今回は彩鳥族がティーゼしかいないために全員は運ぶことは不可能だ。よって、ティーゼ以外の四人はゴーレム馬に乗って移動をしている。

「このゴーレム馬っていうのは楽でいいな!」

キーガスはゴーレム馬に乗るのは初めてだったが見事に乗りこなしている。

こうしてあっさりと乗りこなしている人を見ると、ダリオってスバ抜けてセンスがなかったんだなって思ってしまう。

「なあ、イサギ。うちの集落のためにもう何台か作ってくれよ!」

「イサギさん、私も欲しいです」

キーガスだけでなく、空を飛んでいたティーゼが高度を下げながら頼んでくる。

「お前は空を飛べるからいらねえだろうが」

「私だって地上を早く進んでみたいんです。別にいいじゃないですか」

キーガスの突っ込みに同意しそうになったが、ティーゼ曰く空を快適に飛べるのと地上を快適に走れるのは別問題のようだ。
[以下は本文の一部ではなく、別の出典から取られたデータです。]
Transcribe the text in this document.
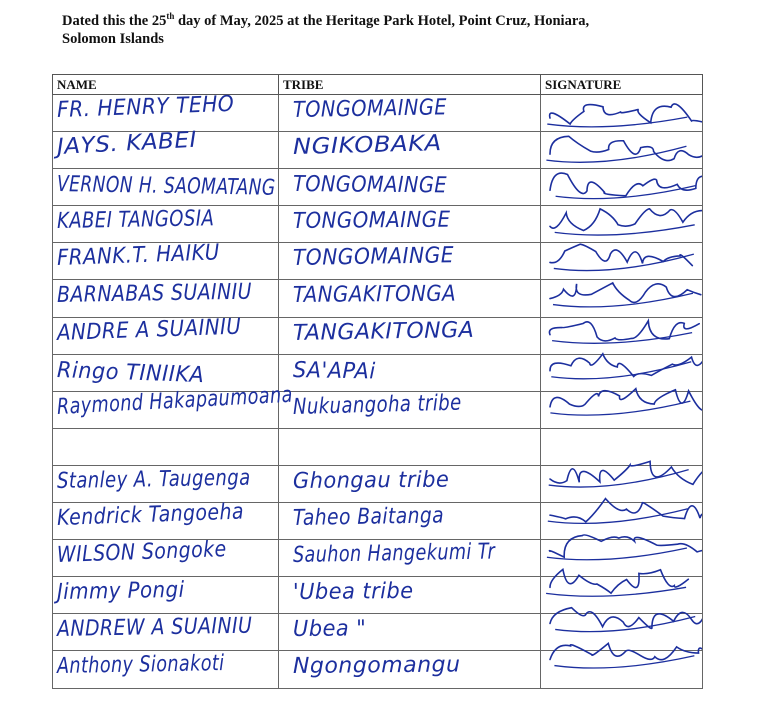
Dated this the 25th day of May, 2025 at the Heritage Park Hotel, Point Cruz, Honiara,
Solomon Islands
NAME	TRIBE	SIGNATURE

FR. HENRY TEHO	TONGOMAINGE	

JAYS. KABEI	NGIKOBAKA	

VERNON H. SAOMATANG	TONGOMAINGE	

KABEI TANGOSIA	TONGOMAINGE	

FRANK.T. HAIKU	TONGOMAINGE	

BARNABAS SUAINIU	TANGAKITONGA	

ANDRE A SUAINIU	TANGAKITONGA	

Ringo TINIIKA	SA'APAi	

Raymond Hakapaumoana	Nukuangoha tribe	

Stanley A. Taugenga	Ghongau tribe	

Kendrick Tangoeha	Taheo Baitanga	

WILSON Songoke	Sauhon Hangekumi Tr	

Jimmy Pongi	'Ubea tribe	

ANDREW A SUAINIU	Ubea "	

Anthony Sionakoti	Ngongomangu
「どちらの集落にも作ってあげますから喧嘩しないでください」

「そうですよ。そろそろそれらしいものが見えてきましたし」

馬上と空でやんやと言い合っていたキーガスとティーゼだったが、俺とメルシアの言葉を聞いてピタリと会話をやめた。

俺たちの視線の先では巨大な岩がそびえ立っていた。

大きさは数百メートルある。まるで大きな山のようだが、鎮座しているのはまさしく岩だ。

「でかっ!」

「大樹よりは小さいけど大きな岩ね!」

「砂漠大岩【デザートロック】と言われる大きな岩です」

「あそこにサンドワームがいるの?」

「内部の岩はサンドワームによってくり抜かれており、岩洞窟となっているんです」

どうやらこの辺りは元々サンドワームの群れの住処だったらしい。

それに加え、彩鳥族の集落から逃げ延びたサンドワームの痕跡と、赤牛族の集落から逃げ延びたサンドワームの痕跡から親玉がここにいる確率が高いと言ったわけだ。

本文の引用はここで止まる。